思い出深い味が獲れなくなっていると聞いてショック
漁師の話を聞いてみたくて参加しました。思い出のあるホンビノスが獲れにくくなっていることを知りショックでした。クラウドファンディングなどで力になりたいと思います。
未利用魚について学べる時間でした
小学校の栄養士をしており、子どもたちが授業で未利用魚に興味を持つようになり、勉強のために参加しました。コノシロのことは初めて聞いたのでとても興味があります。おいしい料理もいただけて、最高のイベントでした。
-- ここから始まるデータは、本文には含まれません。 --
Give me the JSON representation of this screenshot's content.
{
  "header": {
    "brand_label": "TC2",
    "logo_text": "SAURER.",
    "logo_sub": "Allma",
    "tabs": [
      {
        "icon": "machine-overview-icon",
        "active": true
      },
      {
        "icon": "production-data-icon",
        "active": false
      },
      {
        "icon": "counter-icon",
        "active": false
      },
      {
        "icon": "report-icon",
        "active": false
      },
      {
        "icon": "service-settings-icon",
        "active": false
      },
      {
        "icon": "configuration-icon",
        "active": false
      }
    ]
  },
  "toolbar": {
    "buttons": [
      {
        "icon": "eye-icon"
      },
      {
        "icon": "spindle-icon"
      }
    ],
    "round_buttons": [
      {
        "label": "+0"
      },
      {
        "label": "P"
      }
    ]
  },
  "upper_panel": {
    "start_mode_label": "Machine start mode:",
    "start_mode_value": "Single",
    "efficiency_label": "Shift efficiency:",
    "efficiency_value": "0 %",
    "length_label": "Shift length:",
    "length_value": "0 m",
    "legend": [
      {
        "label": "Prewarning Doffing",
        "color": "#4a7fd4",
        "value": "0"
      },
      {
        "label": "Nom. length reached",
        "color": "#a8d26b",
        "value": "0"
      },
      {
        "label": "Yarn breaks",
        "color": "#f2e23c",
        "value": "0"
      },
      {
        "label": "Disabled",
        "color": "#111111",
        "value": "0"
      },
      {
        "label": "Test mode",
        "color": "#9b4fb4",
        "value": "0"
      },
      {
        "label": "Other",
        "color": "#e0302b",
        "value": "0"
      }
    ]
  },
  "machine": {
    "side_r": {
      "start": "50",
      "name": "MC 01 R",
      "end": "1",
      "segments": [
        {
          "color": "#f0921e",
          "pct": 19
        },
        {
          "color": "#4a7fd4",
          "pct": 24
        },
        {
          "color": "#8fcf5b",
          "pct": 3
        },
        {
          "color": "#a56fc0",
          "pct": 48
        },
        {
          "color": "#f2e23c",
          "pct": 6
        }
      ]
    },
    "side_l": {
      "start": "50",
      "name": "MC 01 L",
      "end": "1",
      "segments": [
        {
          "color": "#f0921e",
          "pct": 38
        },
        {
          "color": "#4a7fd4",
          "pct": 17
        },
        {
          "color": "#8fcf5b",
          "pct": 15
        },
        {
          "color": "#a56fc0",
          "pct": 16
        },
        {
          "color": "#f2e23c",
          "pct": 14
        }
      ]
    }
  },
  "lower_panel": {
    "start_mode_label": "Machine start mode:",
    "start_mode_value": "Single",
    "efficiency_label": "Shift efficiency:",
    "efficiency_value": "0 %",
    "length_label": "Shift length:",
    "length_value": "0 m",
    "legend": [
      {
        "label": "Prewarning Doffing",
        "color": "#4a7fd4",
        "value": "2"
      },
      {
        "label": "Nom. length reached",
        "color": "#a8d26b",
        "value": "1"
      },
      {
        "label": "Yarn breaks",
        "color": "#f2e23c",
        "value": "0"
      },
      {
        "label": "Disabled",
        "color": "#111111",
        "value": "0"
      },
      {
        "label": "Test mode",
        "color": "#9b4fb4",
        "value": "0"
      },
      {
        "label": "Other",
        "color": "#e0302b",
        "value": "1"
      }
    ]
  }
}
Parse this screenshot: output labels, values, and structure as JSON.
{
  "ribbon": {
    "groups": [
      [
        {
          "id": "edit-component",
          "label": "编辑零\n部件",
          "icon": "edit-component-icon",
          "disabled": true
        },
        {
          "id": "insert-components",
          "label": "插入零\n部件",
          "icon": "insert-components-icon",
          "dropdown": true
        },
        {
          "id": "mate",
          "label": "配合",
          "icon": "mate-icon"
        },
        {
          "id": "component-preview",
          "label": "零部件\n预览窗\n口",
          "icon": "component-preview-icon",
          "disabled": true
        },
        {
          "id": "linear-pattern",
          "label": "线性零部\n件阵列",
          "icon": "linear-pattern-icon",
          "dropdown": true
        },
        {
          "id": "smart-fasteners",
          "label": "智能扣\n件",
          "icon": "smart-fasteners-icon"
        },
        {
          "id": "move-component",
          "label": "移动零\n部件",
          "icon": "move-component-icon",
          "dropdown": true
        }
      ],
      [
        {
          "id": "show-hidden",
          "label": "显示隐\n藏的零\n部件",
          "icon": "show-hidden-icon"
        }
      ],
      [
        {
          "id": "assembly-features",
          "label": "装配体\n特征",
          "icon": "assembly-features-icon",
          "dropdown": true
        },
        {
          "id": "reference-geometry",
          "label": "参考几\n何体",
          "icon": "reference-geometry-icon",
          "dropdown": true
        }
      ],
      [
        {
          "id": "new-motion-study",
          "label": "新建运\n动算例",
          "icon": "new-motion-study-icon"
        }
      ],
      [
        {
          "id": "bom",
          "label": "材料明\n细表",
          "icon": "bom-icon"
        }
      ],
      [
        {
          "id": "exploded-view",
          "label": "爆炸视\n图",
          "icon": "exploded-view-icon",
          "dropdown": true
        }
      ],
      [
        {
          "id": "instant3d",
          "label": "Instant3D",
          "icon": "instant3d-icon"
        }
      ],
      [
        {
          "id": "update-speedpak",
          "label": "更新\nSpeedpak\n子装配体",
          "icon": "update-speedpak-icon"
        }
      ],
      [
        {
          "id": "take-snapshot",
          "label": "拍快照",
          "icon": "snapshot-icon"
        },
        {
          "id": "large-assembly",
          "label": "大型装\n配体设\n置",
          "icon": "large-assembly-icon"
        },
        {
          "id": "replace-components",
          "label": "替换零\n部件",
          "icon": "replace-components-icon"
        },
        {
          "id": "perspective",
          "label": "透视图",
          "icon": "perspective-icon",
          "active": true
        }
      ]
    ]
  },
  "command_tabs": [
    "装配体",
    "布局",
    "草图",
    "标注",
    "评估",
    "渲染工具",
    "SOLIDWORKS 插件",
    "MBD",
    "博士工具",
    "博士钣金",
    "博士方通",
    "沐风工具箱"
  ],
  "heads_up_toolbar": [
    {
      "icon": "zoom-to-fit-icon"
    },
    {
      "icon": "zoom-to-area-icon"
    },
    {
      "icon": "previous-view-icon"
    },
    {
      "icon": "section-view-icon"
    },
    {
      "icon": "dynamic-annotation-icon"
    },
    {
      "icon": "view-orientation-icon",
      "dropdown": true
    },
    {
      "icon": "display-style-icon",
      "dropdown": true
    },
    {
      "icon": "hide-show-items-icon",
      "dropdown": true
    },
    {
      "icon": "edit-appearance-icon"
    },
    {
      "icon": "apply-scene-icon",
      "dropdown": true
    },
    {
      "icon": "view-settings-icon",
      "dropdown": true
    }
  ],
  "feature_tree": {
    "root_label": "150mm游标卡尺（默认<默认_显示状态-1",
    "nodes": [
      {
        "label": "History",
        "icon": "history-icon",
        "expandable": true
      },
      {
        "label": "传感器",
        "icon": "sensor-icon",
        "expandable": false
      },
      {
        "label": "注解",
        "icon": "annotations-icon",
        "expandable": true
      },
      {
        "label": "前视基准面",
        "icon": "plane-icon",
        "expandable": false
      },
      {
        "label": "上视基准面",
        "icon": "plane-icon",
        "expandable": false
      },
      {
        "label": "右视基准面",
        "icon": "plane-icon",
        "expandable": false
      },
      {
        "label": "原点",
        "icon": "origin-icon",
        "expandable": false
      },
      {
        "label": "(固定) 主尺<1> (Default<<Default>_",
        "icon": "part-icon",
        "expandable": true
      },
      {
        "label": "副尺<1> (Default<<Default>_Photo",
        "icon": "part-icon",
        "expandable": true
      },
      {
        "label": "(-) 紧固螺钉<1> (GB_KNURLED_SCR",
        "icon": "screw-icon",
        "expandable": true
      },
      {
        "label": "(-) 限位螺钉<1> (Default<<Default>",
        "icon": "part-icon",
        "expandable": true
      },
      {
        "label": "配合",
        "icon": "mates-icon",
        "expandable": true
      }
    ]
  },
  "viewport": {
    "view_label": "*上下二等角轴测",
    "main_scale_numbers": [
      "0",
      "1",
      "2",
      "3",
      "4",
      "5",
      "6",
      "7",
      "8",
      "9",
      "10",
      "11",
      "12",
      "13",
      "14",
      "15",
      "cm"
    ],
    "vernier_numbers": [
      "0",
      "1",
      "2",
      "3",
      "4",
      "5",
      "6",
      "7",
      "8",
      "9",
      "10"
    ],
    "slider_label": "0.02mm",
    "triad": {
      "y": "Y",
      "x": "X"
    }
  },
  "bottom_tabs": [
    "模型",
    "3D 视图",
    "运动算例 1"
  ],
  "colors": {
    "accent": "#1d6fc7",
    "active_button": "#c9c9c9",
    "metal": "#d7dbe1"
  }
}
東京農林水産ファンクラブでは、今後もさまざまな東京の農林水産業に注目し、イベントを開催していく予定です。ぜひご期待ください!
イベント協力
一般社団法人 伝統江戸前漁業を未来につなぐ会 代表理事 大野和彦さん
明治大学卒業後、祖父の代から続く大傳丸に乗り、漁業に従事。伝統まき網の網元を受け継ぎ、漁師歴は44年にのぼる。一般社団法人伝統江戸前漁業を未来につなぐ会を立ち上げ、代表理事を務める。江戸時代から続く江戸前漁業を伝え、後世に持続可能な漁業を残すべく、漁業体験や漁場観察ツアー、食育・出張授業などを行う。
小料理石井 店主 石井公平さん
東京都練馬区大泉生まれ。つきじ田村や赤坂の料亭などで修行を積み、2015年に地元練馬にて「小料理石井」をオープン。地元の野菜や江戸東京野菜を使用した野菜と毎朝削りたての鰹節を使った出汁にこだわり、地元客だけでなく沿線からも常連客が集う。和食料理教室や小学校の食育、行政イベントなども担う。